Lord Tordoff asked Her Majesty's Government:

What are the reasons for the delay in announcing the Secretary of State for the Environment's decision on the proposed gypsy site at Middlezoy.

Baroness Blatch

My Lords, this is a very difficult and controversial case which has aroused strong local opposition. My right honourable friend the Secretary of State for the Environment is close to issuing a decision as promised in the written reply to the noble Lord on 12th March.

Lord Tordoff

My Lords, I am grateful to the Minister for that Answer and for the fact that progress has been made. Is she aware that planning policy guidance document PPGI dated January 1988 states that the Secretary of State and local planning authorities have a clear responsibility to minimise delay and that planning applications should normally be decided within eight weeks? It is almost two years since the Secretary of State called in this application.
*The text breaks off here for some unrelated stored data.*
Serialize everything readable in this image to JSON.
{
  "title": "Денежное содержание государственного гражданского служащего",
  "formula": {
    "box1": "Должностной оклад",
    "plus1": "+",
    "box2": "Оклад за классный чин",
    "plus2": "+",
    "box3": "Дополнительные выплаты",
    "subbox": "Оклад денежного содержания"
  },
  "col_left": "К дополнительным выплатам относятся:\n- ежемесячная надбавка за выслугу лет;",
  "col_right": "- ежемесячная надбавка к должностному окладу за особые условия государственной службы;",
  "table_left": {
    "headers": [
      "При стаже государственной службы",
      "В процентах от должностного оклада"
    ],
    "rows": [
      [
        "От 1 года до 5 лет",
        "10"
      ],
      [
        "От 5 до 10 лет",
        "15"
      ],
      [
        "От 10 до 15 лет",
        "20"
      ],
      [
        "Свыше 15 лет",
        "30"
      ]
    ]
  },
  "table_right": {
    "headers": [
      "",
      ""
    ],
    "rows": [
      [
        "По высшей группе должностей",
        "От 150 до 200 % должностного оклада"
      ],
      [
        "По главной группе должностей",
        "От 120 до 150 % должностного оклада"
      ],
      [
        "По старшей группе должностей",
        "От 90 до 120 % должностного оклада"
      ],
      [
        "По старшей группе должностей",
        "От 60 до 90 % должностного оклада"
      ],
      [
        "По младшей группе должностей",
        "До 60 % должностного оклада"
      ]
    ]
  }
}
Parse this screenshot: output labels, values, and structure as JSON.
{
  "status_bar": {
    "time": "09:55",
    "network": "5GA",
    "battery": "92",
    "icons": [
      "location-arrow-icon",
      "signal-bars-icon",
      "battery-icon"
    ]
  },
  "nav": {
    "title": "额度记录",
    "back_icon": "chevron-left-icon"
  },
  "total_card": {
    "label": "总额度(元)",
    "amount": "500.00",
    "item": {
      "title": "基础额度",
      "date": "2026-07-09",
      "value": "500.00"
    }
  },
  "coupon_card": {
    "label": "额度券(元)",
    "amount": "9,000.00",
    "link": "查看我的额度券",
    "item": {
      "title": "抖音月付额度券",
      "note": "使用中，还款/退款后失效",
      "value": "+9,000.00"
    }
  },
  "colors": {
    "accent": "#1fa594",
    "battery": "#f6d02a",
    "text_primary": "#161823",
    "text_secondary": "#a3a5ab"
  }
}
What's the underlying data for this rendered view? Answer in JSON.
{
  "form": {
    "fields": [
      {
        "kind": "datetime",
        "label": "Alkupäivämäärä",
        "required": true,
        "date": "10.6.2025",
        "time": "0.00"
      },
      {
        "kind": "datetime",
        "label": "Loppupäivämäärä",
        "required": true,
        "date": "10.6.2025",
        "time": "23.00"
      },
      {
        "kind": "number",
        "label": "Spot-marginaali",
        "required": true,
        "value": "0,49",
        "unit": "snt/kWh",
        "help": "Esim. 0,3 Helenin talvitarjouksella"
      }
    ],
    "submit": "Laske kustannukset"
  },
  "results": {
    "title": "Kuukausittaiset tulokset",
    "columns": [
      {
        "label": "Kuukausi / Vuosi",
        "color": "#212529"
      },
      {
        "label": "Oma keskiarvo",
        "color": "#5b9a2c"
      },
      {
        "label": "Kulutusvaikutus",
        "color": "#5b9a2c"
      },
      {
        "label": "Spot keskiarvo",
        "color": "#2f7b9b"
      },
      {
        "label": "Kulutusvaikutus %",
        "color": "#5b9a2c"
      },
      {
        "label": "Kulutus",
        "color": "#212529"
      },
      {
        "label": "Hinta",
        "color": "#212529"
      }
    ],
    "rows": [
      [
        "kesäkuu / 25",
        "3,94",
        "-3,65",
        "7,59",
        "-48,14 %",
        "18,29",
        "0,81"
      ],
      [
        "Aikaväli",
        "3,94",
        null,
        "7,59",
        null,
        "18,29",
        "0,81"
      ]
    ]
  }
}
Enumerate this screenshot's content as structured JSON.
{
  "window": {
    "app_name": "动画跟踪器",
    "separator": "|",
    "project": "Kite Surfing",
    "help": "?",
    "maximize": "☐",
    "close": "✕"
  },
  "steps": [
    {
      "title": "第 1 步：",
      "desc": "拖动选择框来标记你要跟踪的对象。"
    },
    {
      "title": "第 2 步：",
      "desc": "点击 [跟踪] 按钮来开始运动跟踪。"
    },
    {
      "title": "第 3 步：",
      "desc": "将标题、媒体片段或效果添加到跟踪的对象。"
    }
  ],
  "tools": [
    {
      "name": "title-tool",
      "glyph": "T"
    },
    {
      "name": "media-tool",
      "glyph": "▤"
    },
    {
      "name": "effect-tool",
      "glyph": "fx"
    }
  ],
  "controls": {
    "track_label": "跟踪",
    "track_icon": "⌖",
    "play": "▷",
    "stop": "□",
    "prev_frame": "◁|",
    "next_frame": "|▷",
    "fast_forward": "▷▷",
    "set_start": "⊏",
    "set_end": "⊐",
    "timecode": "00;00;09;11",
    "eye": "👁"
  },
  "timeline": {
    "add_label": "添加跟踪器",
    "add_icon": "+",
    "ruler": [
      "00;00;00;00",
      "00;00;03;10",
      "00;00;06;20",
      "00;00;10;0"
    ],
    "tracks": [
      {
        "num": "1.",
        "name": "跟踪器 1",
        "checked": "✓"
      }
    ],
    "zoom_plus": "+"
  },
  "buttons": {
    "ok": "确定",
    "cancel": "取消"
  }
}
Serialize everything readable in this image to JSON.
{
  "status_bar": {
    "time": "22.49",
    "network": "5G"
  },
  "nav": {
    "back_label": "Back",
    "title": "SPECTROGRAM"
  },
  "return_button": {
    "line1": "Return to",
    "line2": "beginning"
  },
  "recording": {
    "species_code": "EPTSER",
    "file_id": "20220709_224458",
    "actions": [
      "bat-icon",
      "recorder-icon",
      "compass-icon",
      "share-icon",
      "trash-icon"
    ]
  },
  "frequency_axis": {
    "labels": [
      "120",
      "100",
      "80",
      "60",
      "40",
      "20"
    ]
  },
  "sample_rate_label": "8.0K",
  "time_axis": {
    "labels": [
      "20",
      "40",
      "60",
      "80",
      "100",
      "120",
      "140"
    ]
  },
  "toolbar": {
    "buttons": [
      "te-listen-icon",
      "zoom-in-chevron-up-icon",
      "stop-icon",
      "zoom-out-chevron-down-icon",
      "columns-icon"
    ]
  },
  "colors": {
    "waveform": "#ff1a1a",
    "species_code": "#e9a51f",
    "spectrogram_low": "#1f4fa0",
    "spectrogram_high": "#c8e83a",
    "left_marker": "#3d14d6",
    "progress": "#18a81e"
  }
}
Is the Minister aware that the Secretary of State's delay is preventing designation in Somerset and as a result gypsies are buying up small plots of land, putting mobile homes on them and acting completely outside the bounds of normal planning permission; and that causes extreme difficulties for local people, who are not allowed to erect buildings on the sites? That is entirely due to the fact that the Minister has not yet given an answer to the planning inquiry.

Baroness Blatch

My Lords, I agree that this is not the best example of trying to prove that my department is improving its record on dealing with planning appeals. Gypsies who are negotiating with landowners and purchasing sites are doing so in order to provide permanent accommodation. However, the site in question is a transit site.

Baroness Phillips

My Lords, is there not a contradiction in the description? The idea one has of gypsies is that they move on and if they need fixed homes they can hardly be classed as such.

Baroness Blatch

My Lords, I am prepared to accept that there is confusion about the matter. We are talking about travellers —I understand that to be the new term for gypsies—who are more often seeking permanent accommodation.

The Earl of Halsbury

My Lords, are the Zoys, like the Wallops, divided into an upper, middle and nether component, and can the Minister tell us where they are?

Baroness Blatch

My Lords, I am entirely incompetent to answer that question.

Lord Tordoff

My Lords, perhaps I may assist the Minister. Is she aware that Middlezoy, among other places, is near the site of the battle of Sedgemoor? Is she further aware that such homes are being put on sites that would not be available to other people under the planning permission regulations? In one case, where a caravan was ordered to be removed from the site by the local planning authority, the owners of the site said, "In that case I shall sell it to gypsies ". Indeed, he has done so and there is a gypsy caravan there.

Baroness Blatch

My Lords, I share the noble Lord's concern for the difficulty to which he refers. Until a decision on the site is made it is difficult for Somerset to deal with the problems surrounding travellers or gypsies, whatever one wishes to call them. I accept the significance of the decision and hope that it will be made soon.